No, it is not. The U.S. allowing UN Security Council Resolution 2334 to pass really was unprecedented. Here are some of the ways in which it reverses almost fifty years of American foreign policy regarding Israel and the Israeli-Palestinian conflict, blazing new ground:
1. It was done by a lame-duck president in a transition administration that had lost its mandate to govern;
2. It was done over the unanimous objection of Congress, clearly stated in advance (H. Con. Res. 165 passed in the House of Representatives in November 2016);
3. It is completely one-sided (vague references to “acts of violence” without naming their perpetrators don’t count as “balance”), asking essentially nothing of the Palestinians, only of Israel;
4. It cites a “flagrant violation” of “international law” (section 1) without specifying which law(s) are being violated, and when the Security Council is not a legislative body and does not in fact have any authority to create or interpret international law;
5. It referred to settlements as illegal (having “no legal validity”) when all previous American administrations, including the current one, referred to settlements as “illegitimate” but have never labeled them illegal;
6. It refers to the areas captured/liberated/re-claimed by Israel in 1967 as “occupied Palestinian territory,” a phrase the U.S. had previously explicitly rejected and which has no basis in international law;
7. It includes a specific reference to borders (the June 4, 1967 lines) when all previous American administrations, including this one, had repeatedly stated that borders are a final-status issue to be negotiated between the parties;
8. It includes a specific reference to Jerusalem as “occupied territory,” when all previous American administrations, including this one, had stated that Jerusalem is a final-status issue to be negotiated between the parties;
9. It endorses the Arab Peace Initiative (section 9), never before accepted by the U.S. (or by Israel) as a basis for negotiations;
10. By choosing the forum of the Security Council, it internationalizes the conflict, despite the fact that:
(a) All previous American administrations, including this one, had stated that a solution would only come through direct bilateral negotiations between the parties; and
(b) The UN is notorious for its anti-Israel bias (ref. Ban Ki-moon, Power);
11. It abrogates UN Security Council Resolution 242 (even as it claims to “reaffirm” it), which has guided almost 50 years of American foreign policy, specifically the principles of
(a) mutuality/reciprocity;
(b) regional context for agreement; and
(c) “secure and recognized boundaries”;
12. It abandons the principles of the Oslo Accords and the Quartet Roadmap for Peace (even while pretending to reaffirm them)
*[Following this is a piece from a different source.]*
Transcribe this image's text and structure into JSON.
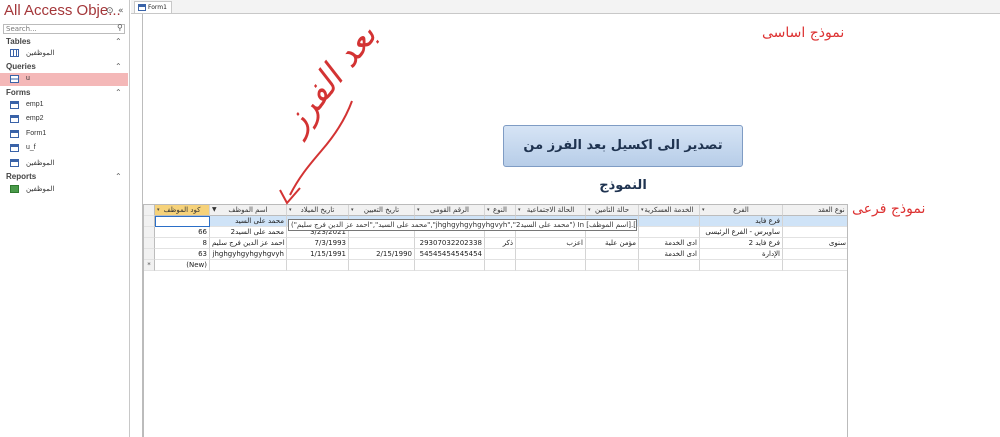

13. It enables, emboldens, and potentially endorses boycotts against Israel (section 5);
14. It pretends that there can be a Palestinian state (with any borders) despite
(a) 70+ years of Palestinian rejection of such a state (with any borders) and refusal in recent years to even negotiate for such a state, if it entails accepting Israel’s existence;
(b) the weak, illegitimate, divided, undemocratic Palestinian leadership; a population imbued with hatred of Jews and glorification of violence against them, promoted incessantly by their leaders in official media, schools, and public discourse;
15. It abandons written assurances from President Bush in 2004 regarding demographic “realities on the ground, including already exiting major Israeli population settlements” (i.e., large settlement blocs adjacent to the “Green Line”) that make it “unrealistic to expect … a full and complete return to the armistice lines of 1949.” (As an aside, Israel has known for decades that it can’t believe any commitments made by the aforementioned weak, divided, undemocratic, violence-glorifying Palestinian interlocutor. But if now it can’t even count on written commitments from its superpower ally in the context of making territorial concessions, what are the chances Israel would be willing to make such concessions in the future?)
Since the administration couldn’t defend the dramatic policy change, it tried to shrug it off by pretending that there was no change at all, even feigning surprise at the outrage. Then it enlisted its ready “echo chamber” to promote this fiction. Even casual observers and students of history and foreign policy can see through such a transparent ploy.